OIL VARNISHING PART II: MITIGATION
As detailed in our October 2024 Technical Tip, oil varnishing is primarily caused by the oxidation of the lubricant which, at high temperatures in the presence of dissolved oxygen, causes the breakdown of the hydrocarbons in the base oil. This breakdown results in a degradation of the lubricating properties and accelerates the wear of components. As the lubricant becomes saturated with polar oxidation by-products, they precipitate and deposit on metal surfaces in a thin, relatively hard, ‘oil-insoluble’ layer made up mostly of organic residues with a varnish-like appearance.
The presence of varnish deposits is an indicator of degradation of the lubricant, which necessitates an evaluation of the degree of degradation and often requires the replacement of the lubricant. There are a number of methods to reduce and mitigate varnish problems. While the easiest/most obvious solution to address varnishing is to replace the saturated oil in the system with new oil and allow the new unsaturated oil to dissolve the varnish off the surfaces. However, this is not a viable long-term solution as the contamination is still present and even if the varnish does dissolve in the new oil, it will increase the level of the oxidation products in the new oil, which will redeposit onto the surface once the saturation point is reached.
There are four main approaches recommended to reduce and mitigate varnish-related problems, namely i) regular oil monitoring (maintenance strategies), ii) utilization of lubricants with a low varnish forming potential, iii) the use of appropriate flushing and cleaning procedures during oil changes, and iv) physical, electrostatic and/or chemical filtering.
Although often neglected, it is important to replace lubricants at appropriate intervals due to the deterioration of the oil (which increases as wear increases). When replacing the oil, flushing the system with oil (with or without additives) aids in removing varnish deposits, especially when the temperature of the flushing oil is increased to the maximum operating temperatures. Flushing with additives after the removal of the used oil and cleaning of the system using chemicals that dissolve the varnish can be used, but care needs to be taken to mitigate the potential risks associated with the compatibility of the chemicals with metals and seals in the system. As varnish deposition is also related to the solvency of the lubricants, adding solvency-enhancing additives to the oil will increase the ability to dissolve varnish and bring the deposits back into the solution. Solvency enhancers are effective as a preventative method, but not recommended for removal of varnish as they are not as effective at removing varnish from surfaces as chemical cleaners and don’t address oxidation.
Filtering of saturated oil can be used to remove particulates which can promote varnish formation as well as the varnish precursors. Cellulosic and depth filters which collect particles in a thicker graded medium (as opposed to membrane/surface filters which collect the particles on the surface of the filter element) are useful as they are less prone to become blocked. However, filtration only removes the degradation products in the suspension, and not those that have been deposited, or are in solution, and is therefore recommended that Depth Filters are only used with other cleaning methods.
Electrostatic oil cleaning systems remove the polar oxidation products and varnish precursors by using an electrostatic charge.

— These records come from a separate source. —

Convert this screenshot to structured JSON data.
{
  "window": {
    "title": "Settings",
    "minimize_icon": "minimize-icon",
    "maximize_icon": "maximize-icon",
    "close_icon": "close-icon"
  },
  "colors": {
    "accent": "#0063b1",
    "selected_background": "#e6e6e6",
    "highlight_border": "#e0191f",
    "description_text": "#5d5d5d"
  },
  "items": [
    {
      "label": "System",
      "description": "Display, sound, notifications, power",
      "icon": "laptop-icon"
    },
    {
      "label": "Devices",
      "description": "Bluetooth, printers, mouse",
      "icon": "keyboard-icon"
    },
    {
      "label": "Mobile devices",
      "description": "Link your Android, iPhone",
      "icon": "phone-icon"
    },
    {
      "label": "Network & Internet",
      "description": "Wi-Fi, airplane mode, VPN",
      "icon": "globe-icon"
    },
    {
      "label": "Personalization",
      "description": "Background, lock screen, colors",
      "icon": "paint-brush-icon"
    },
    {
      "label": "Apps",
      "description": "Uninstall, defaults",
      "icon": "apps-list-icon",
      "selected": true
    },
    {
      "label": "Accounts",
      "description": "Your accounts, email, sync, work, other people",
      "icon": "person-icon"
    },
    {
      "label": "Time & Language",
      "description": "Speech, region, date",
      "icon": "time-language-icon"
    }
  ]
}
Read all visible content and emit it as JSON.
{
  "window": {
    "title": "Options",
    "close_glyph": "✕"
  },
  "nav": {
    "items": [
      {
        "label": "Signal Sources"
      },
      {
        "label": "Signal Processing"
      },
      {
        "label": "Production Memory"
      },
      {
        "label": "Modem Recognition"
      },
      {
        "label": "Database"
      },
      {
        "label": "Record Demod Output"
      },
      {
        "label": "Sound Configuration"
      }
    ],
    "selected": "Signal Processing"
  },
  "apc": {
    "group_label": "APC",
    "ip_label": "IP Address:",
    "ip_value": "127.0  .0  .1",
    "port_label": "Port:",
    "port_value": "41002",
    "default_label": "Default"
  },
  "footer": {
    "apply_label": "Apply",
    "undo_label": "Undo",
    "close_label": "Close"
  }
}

These systems employ a high-voltage current-free electrostatic field between electrodes and as the polar varnish particles pass through the field, they are attracted to either one of the electrodes. As with depth filters, they remove varnishing products in suspension but do reinstate the solvency of the oil to some degree which in turn assists in the dissolution of the deposited varnish.
Charged agglomeration cleaning is similar to electrostatic cleaning, but the charge on the particles is not limited to the confines of filtration. Agglomeration occurs when the oil returns to the lubrication system. The process involves dividing the fluid into two streams, with positive and negatively charged particles in separate streams. When the streams re-join, the charged particles recombine to form neutral and larger particles that can be removed using conventional methods.
Contaminants can also be removed using resin-based chemical absorption processes, in which the oil is passed over a resin bed and contaminants are absorbed by the ion exchange within the resin bed. The process does not involve filtration but removes the varnish by chemically bonding the varnish to the surface of the adsorption medium.
Even with the various filtration technologies available, there is not one technology that provides a solution to all the problems. Often a combination of methods needs to be employed for optimal benefit (e.g. depth filters and a resin-based chemical absorption process)
The message is simple – oil varnishing is an indication of oil degradation and should not be ignored. Regular maintenance and inspection, replacement of oil at recommended service intervals and the addition of an appropriate filtering system will reduce the levels of oxidation by-products in the oil and hence reduce the chance of varnish deposition. However, every effort needs to be made to understand and address/limit the underlying cause of the oxidation.
This is the last Tech Tip for the year – we trust you have found the tips informative and they have been useful in helping improve integrity/prevent failure.